Wednesday, October 07, 2009

self discovery and humility in AA

Humility: "the quality or state of being humble" Humble: "not proud or haughty; not arrogant or assertive"

Step 3 really begins the process of gaining humility. I have to make a decision to give myself over to the care of God. I have to decide to seek and follow God's Will. It's the first real action towards getting out of self, or becoming more humble. When I came to AA, I was full of Scott. I had all the answers, all the ideas, I "ran the show" so to speak (which explains most of the mess, lol). I had to learn that there is a Power greater than Scott. In Step 1, the power greater than Scott was AA. I gave my alcoholismand addiction over to the people in the meetings who were staying sober. But, it was still all about Scott.

As I came to accept HP (in Step 2), I learned I could trust Him with my disease (faith) and only my disease, at this point, nothing else. I was still not showing signs of true humility. And really in Step 3, I had only begun to make that decision to turn my disease "over to the care of God as I understood him." It took awhile and it took the work on Step 4 to really discover the beginning of real humility in myself. I had to write down all the stuff about Scott, the truth about myself. Once I could see all that stuff on paper, the emotion and "feelings" about that stuff began to detach somewhat, and I could see only the truth. Once this stuff was on paper, my mental filters couldn't color the facts. Only then could I really begin to see a non-jaded perspective of myself, the same one others had seen of me all those years. What an eye-opener. And when I shared this with my sponsor (Step 5), I really got a dose of humility. I learned one of the most important lessons of my life. I learned that I was not nearly as good as I thought I was, and I was not nearly as bad as I thought I was. Humility, at last!!

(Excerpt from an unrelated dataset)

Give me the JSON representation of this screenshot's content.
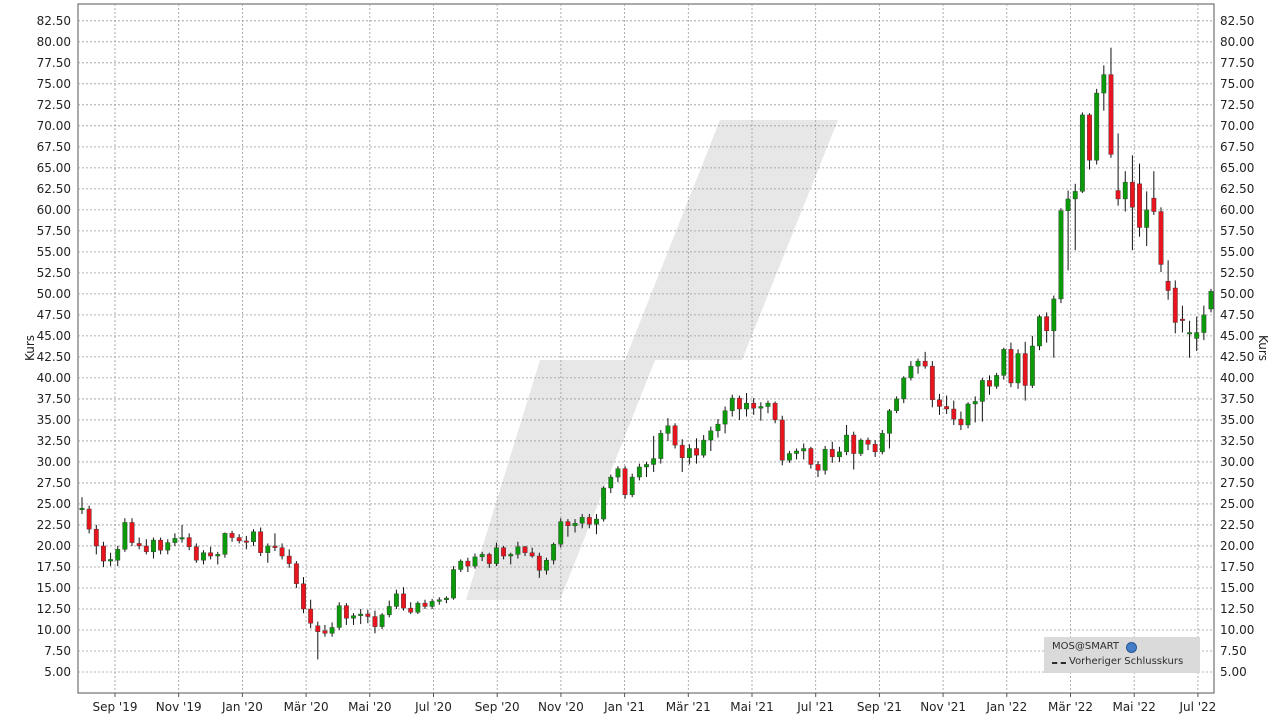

The process came slowly, wasn't much fun at times. But, I had my sponsor and the men in AA I had come to trust (again, faith), and of course HP to keep me going through the process. Today I am grateful to be able to experience glimpses of humility in myself. I can see myself for who I am, and even better,I can see who I wish to become and know the path I must follow to get there. Today, that path still requires faith, acceptance of the truth about Scott, prayer, writing, sharing with others in AA and a reliance upon God. The difference today is that humility comes more quickly and stays longer, before self takes back over. And the peace that comes in moments of humility is indescribable. Being at peace with myself and with God at the same time is my most cherished gift in AA and in my life today.

This is why I always wish peace for you all, and this is what I mean...

Peace to you all...

2 comments:

Mary Christine said...

Nice.

Syd said...

Thanks Scott. I'm glad to have found your blog. I like what you wrote about seeing who you wish to become and knowing the path to follow to get there.